The ordinance would require filmmakers pay a permit fee, the amount of which is still to be determined. The money would be used to pay for surprise inspections at film shoots. Who would carry out those inspections is to be determined by the committee the City Council is setting up.

Mann said smaller productions involving only a handful of people can probably fly under the radar and just ignore the permitting requirement. Larger ones, he said, will likely just leave town.

Approximately 90 percent of U.S. porn films are made in Los Angeles, almost all of them in the city’s San Fernando Valley, said Mark Kernes, senior editor of Adult Video News. When films, Internet downloads, sex toys and admission to dance clubs are counted, Kernes said, it’s an industry that produces about $8 billion a year in revenue.

It has been battered in recent years, however, by the recession and the increased popularity of free Internet porn, and Kernes and others say requiring condoms would further erode business.

They say consumers, particularly those overseas, have made it clear they won’t watch films when the actors use condoms, complaining that it is distracting and ruins the fantasy.

Ged Kenslea, spokesman for the AIDS Healthcare Foundation, said the measure is needed because the industry has failed to properly police itself. For years, he said, filmmakers have ignored state health laws mandating the use of condoms when workers are exposed to blood borne pathogens.

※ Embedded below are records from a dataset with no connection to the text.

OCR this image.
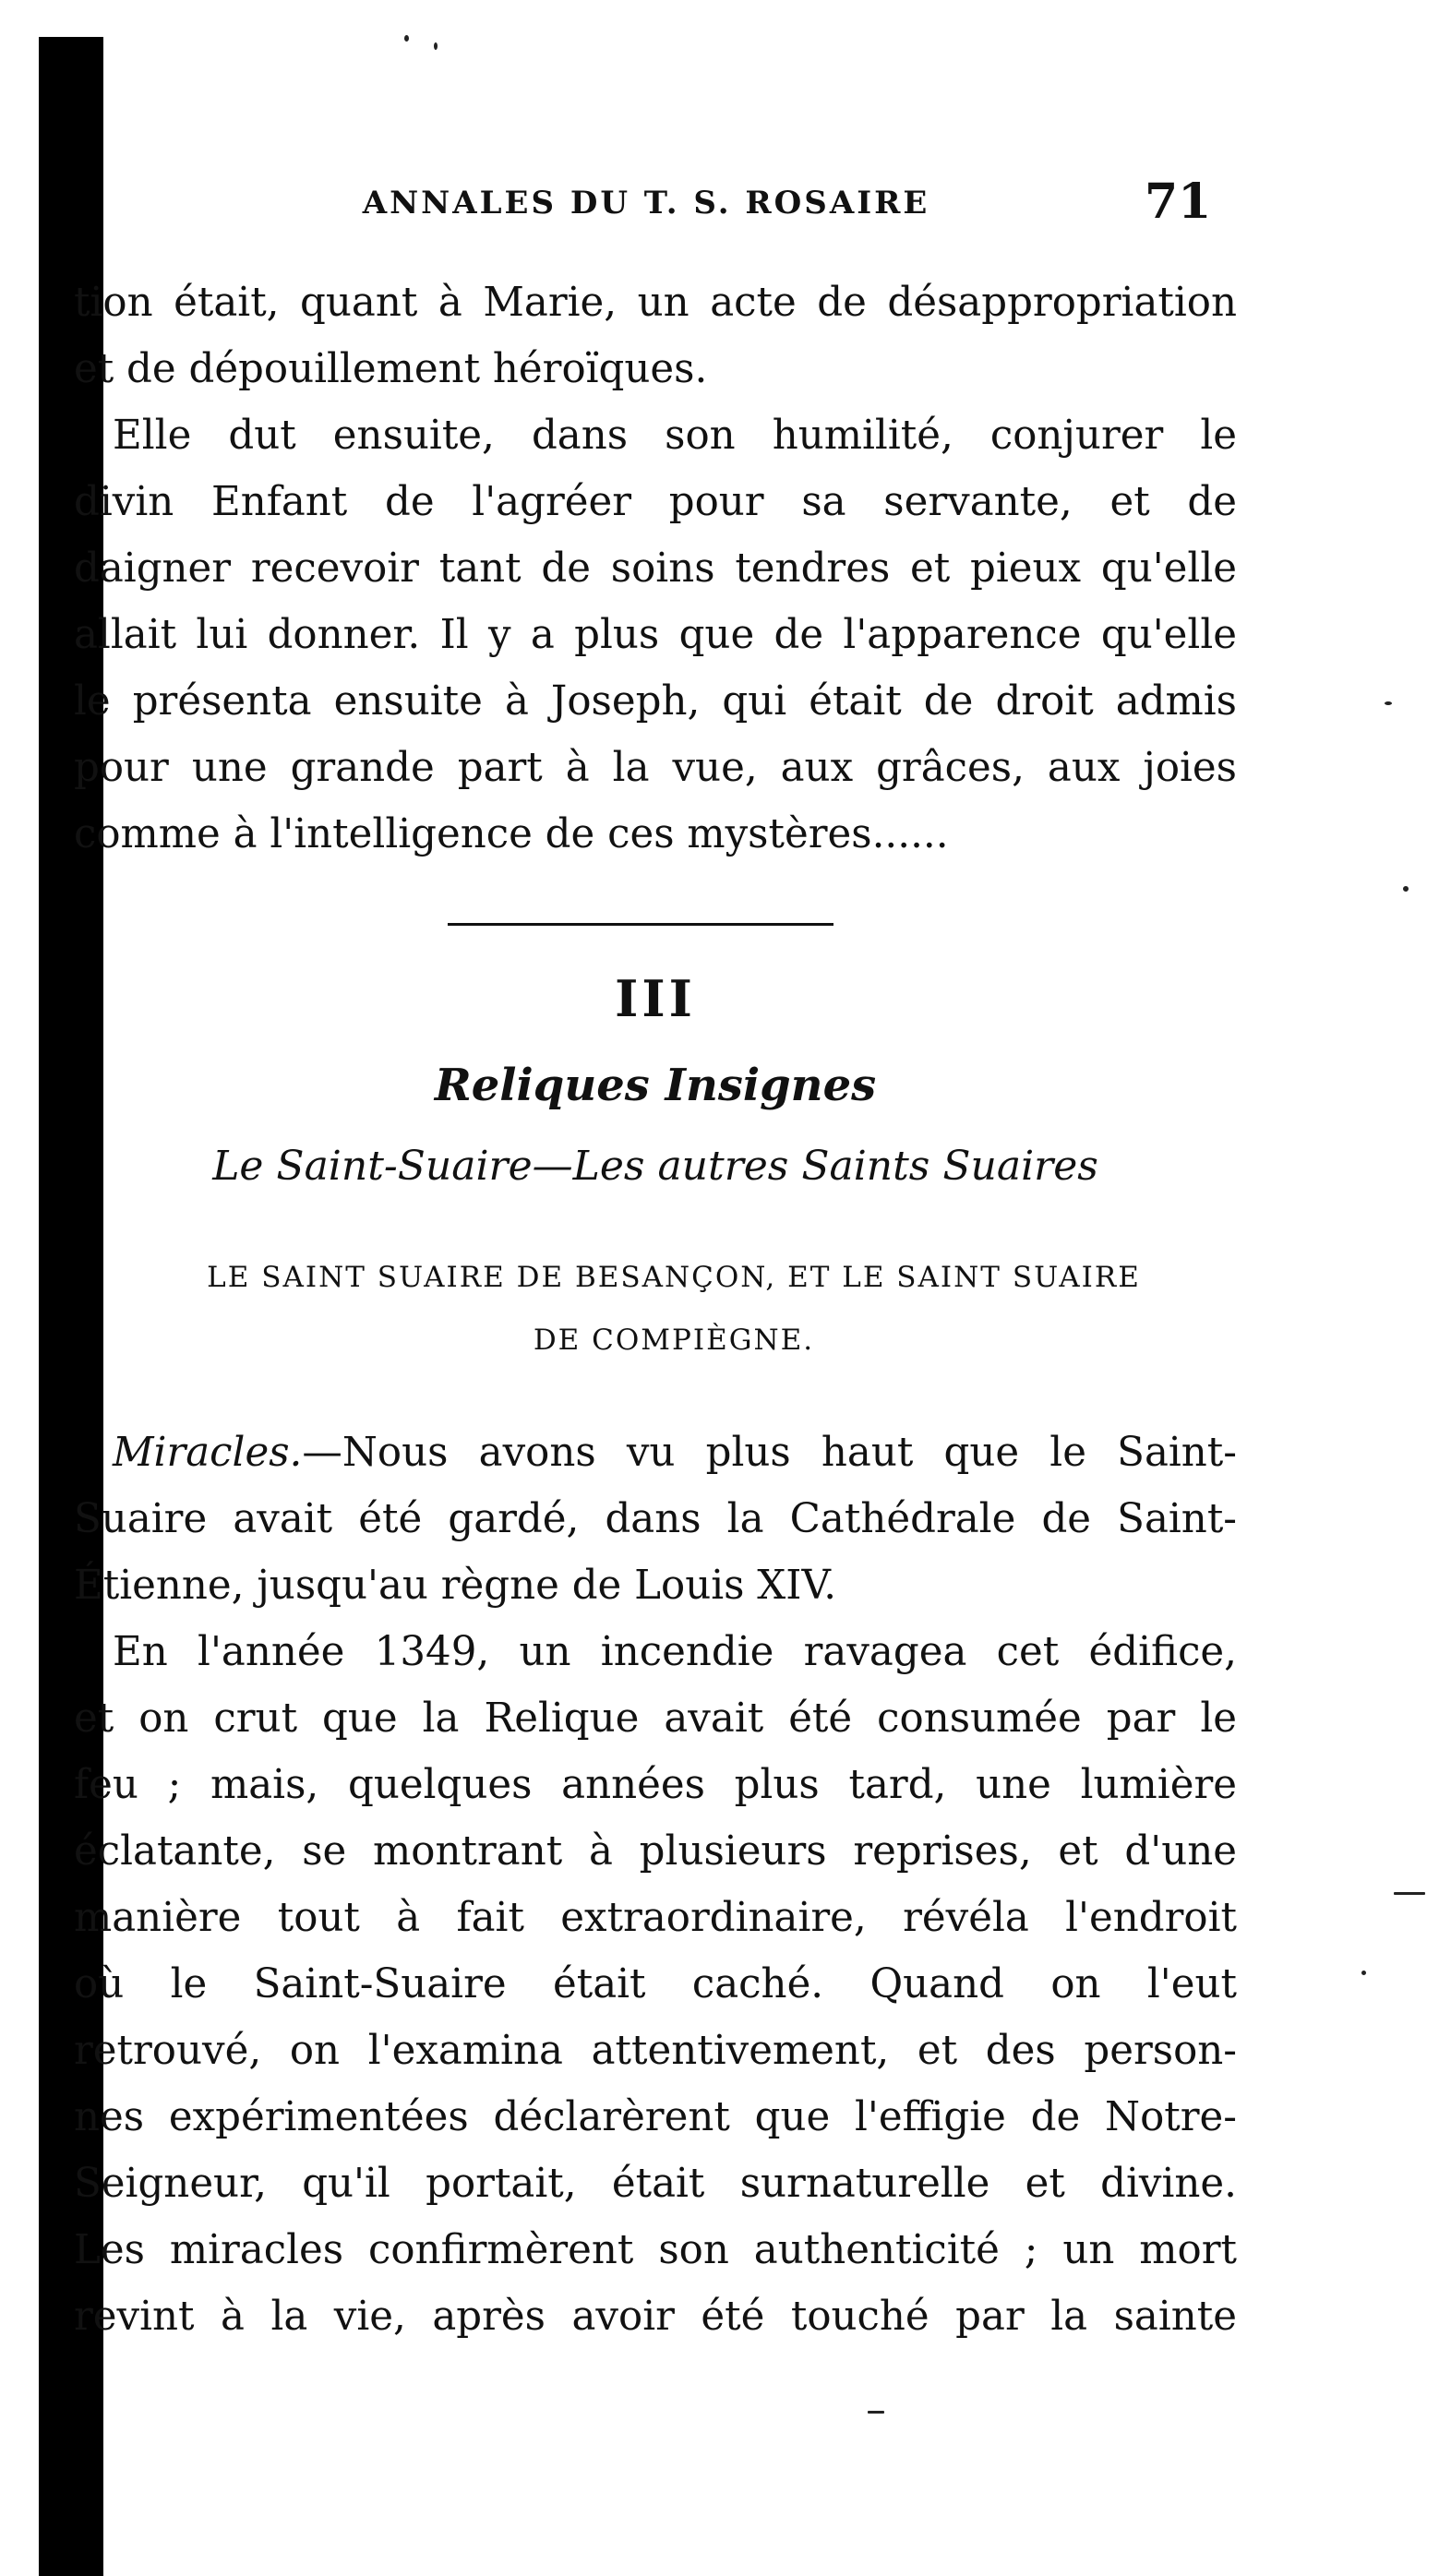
ANNALES DU T. S. ROSAIRE	71
tion était, quant à Marie, un acte de désappropriation
et de dépouillement héroïques.
Elle dut ensuite, dans son humilité, conjurer le
divin Enfant de l'agréer pour sa servante, et de
daigner recevoir tant de soins tendres et pieux qu'elle
allait lui donner. Il y a plus que de l'apparence qu'elle
le présenta ensuite à Joseph, qui était de droit admis
pour une grande part à la vue, aux grâces, aux joies
comme à l'intelligence de ces mystères......
III
Reliques Insignes
Le Saint-Suaire—Les autres Saints Suaires
LE SAINT SUAIRE DE BESANÇON, ET LE SAINT SUAIRE
DE COMPIÈGNE.
Miracles.—Nous avons vu plus haut que le Saint-
Suaire avait été gardé, dans la Cathédrale de Saint-
Étienne, jusqu'au règne de Louis XIV.
En l'année 1349, un incendie ravagea cet édifice,
et on crut que la Relique avait été consumée par le
feu ; mais, quelques années plus tard, une lumière
éclatante, se montrant à plusieurs reprises, et d'une
manière tout à fait extraordinaire, révéla l'endroit
où le Saint-Suaire était caché. Quand on l'eut
retrouvé, on l'examina attentivement, et des person-
nes expérimentées déclarèrent que l'effigie de Notre-
Seigneur, qu'il portait, était surnaturelle et divine.
Les miracles confirmèrent son authenticité ; un mort
revint à la vie, après avoir été touché par la sainte
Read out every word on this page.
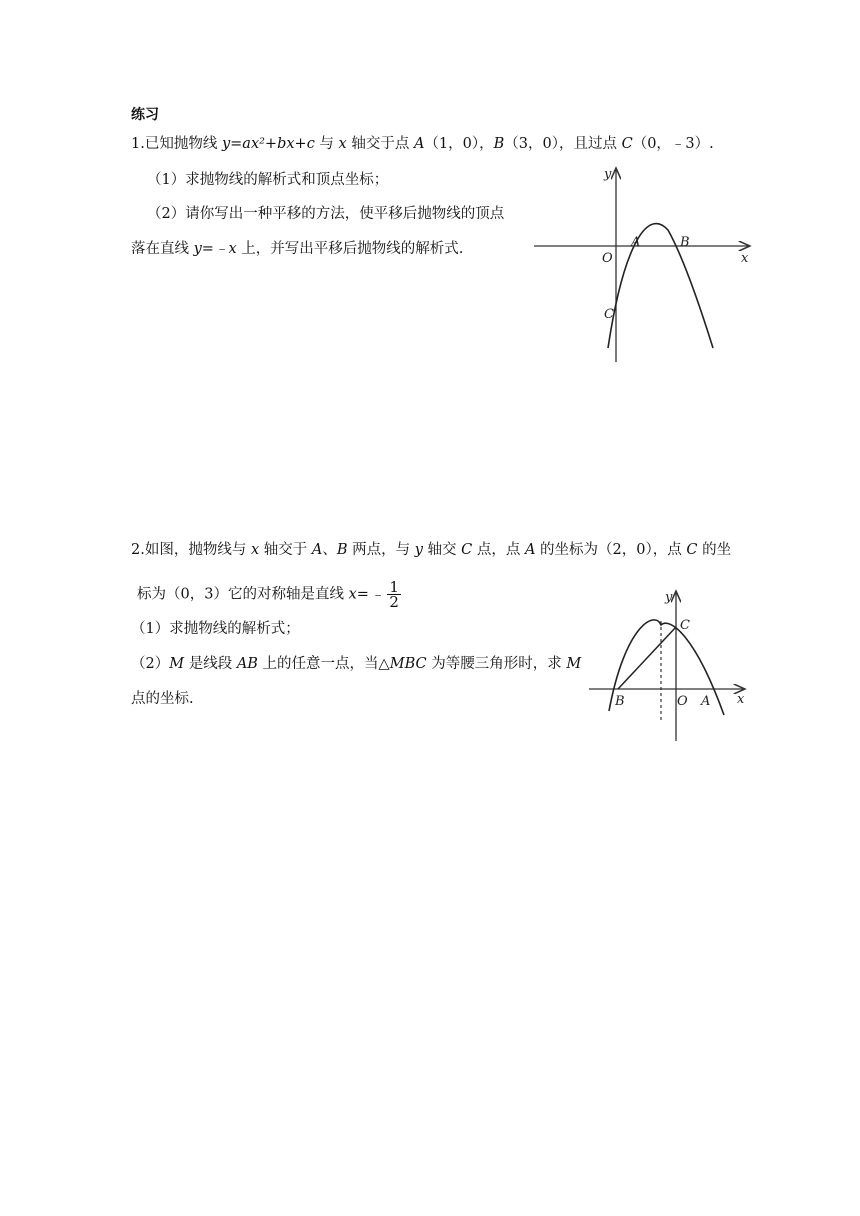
练习
1.已知抛物线 y=ax²+bx+c 与 x 轴交于点 A（1，0），B（3，0），且过点 C（0，﹣3）.
（1）求抛物线的解析式和顶点坐标；
（2）请你写出一种平移的方法，使平移后抛物线的顶点
落在直线 y=﹣x 上，并写出平移后抛物线的解析式.
y
x
O
A	B
C
2.如图，抛物线与 x 轴交于 A、B 两点，与 y 轴交 C 点，点 A 的坐标为（2，0），点 C 的坐
标为（0，3）它的对称轴是直线 x= ﹣ $\frac{1}{2}$
（1）求抛物线的解析式；
（2）M 是线段 AB 上的任意一点，当△MBC 为等腰三角形时，求 M
点的坐标.
y
x
O A
B
C
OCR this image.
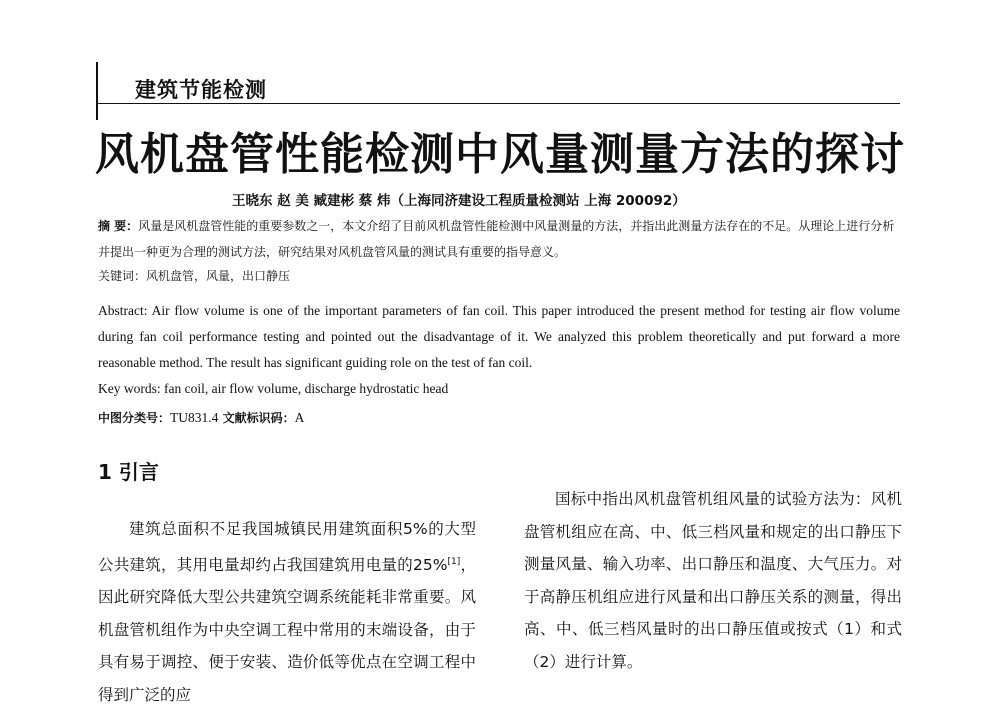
建筑节能检测
风机盘管性能检测中风量测量方法的探讨
王晓东 赵 美 臧建彬 蔡 炜（上海同济建设工程质量检测站 上海 200092）
摘 要：风量是风机盘管性能的重要参数之一，本文介绍了目前风机盘管性能检测中风量测量的方法，并指出此测量方法存在的不足。从理论上进行分析并提出一种更为合理的测试方法，研究结果对风机盘管风量的测试具有重要的指导意义。
关键词：风机盘管，风量，出口静压
Abstract: Air flow volume is one of the important parameters of fan coil. This paper introduced the present method for testing air flow volume during fan coil performance testing and pointed out the disadvantage of it. We analyzed this problem theoretically and put forward a more reasonable method. The result has significant guiding role on the test of fan coil.
Key words: fan coil, air flow volume, discharge hydrostatic head
中图分类号：TU831.4 文献标识码：A
1 引言
建筑总面积不足我国城镇民用建筑面积5%的大型公共建筑，其用电量却约占我国建筑用电量的25%[1]，因此研究降低大型公共建筑空调系统能耗非常重要。风机盘管机组作为中央空调工程中常用的末端设备，由于具有易于调控、便于安装、造价低等优点在空调工程中得到广泛的应
国标中指出风机盘管机组风量的试验方法为：风机盘管机组应在高、中、低三档风量和规定的出口静压下测量风量、输入功率、出口静压和温度、大气压力。对于高静压机组应进行风量和出口静压关系的测量，得出高、中、低三档风量时的出口静压值或按式（1）和式（2）进行计算。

“Let’s make one thing clear: Condom use on adult film sets is and has been the law in California under blood borne pathogens regulations,” he said. “It is just a law that has not been uniformly enforced or followed. This film permit ordinance that the City Council approved today provides another enforcement mechanism to make sure that adult film producers are complying with existing California law.”

The council’s second and final vote to approve the law was taken without public discussion on a day when most of the porn industry’s major players were in Las Vegas preparing for Wednesday’s opening of the Adult Entertainment Expo, their industry’s largest trade event. They said they weren’t surprised to hear the news, however.

The ordinance will not affect unincorporated areas of Los Angeles County, but Kenslea noted his organization is gathering petition signatures for a ballot initiative that would require condoms on porn films shot throughout the entire county. The City Council passed its condom ordinance after his group gathered enough signatures to put the issue on the ballot in Los Angeles.

If condoms are required on film shoots throughout the county, several filmmakers said they’ll likely just go to neighboring counties. The Los Angeles bedroom community of Simi Valley, for example, is in Ventura County but only a 10-minute drive from the west San Fernando Valley, where many porn films are now made.

Condoms aren’t needed, filmmakers say, because the industry already polices itself. Production companies require that actors be tested for sexually transmitted diseases a minimum of every 30 days when they are working.

Industry officials say no cases of HIV have been directly linked to porn films since 2004, adding they fear if the industry scatters to areas outside of Los Angeles that testing could fall by the wayside, exposing performers to more risk.

“If someone is going to catch an STD it’s usually out of the business because we are tested so often,” said veteran porn actress and producer Tabitha Stevens.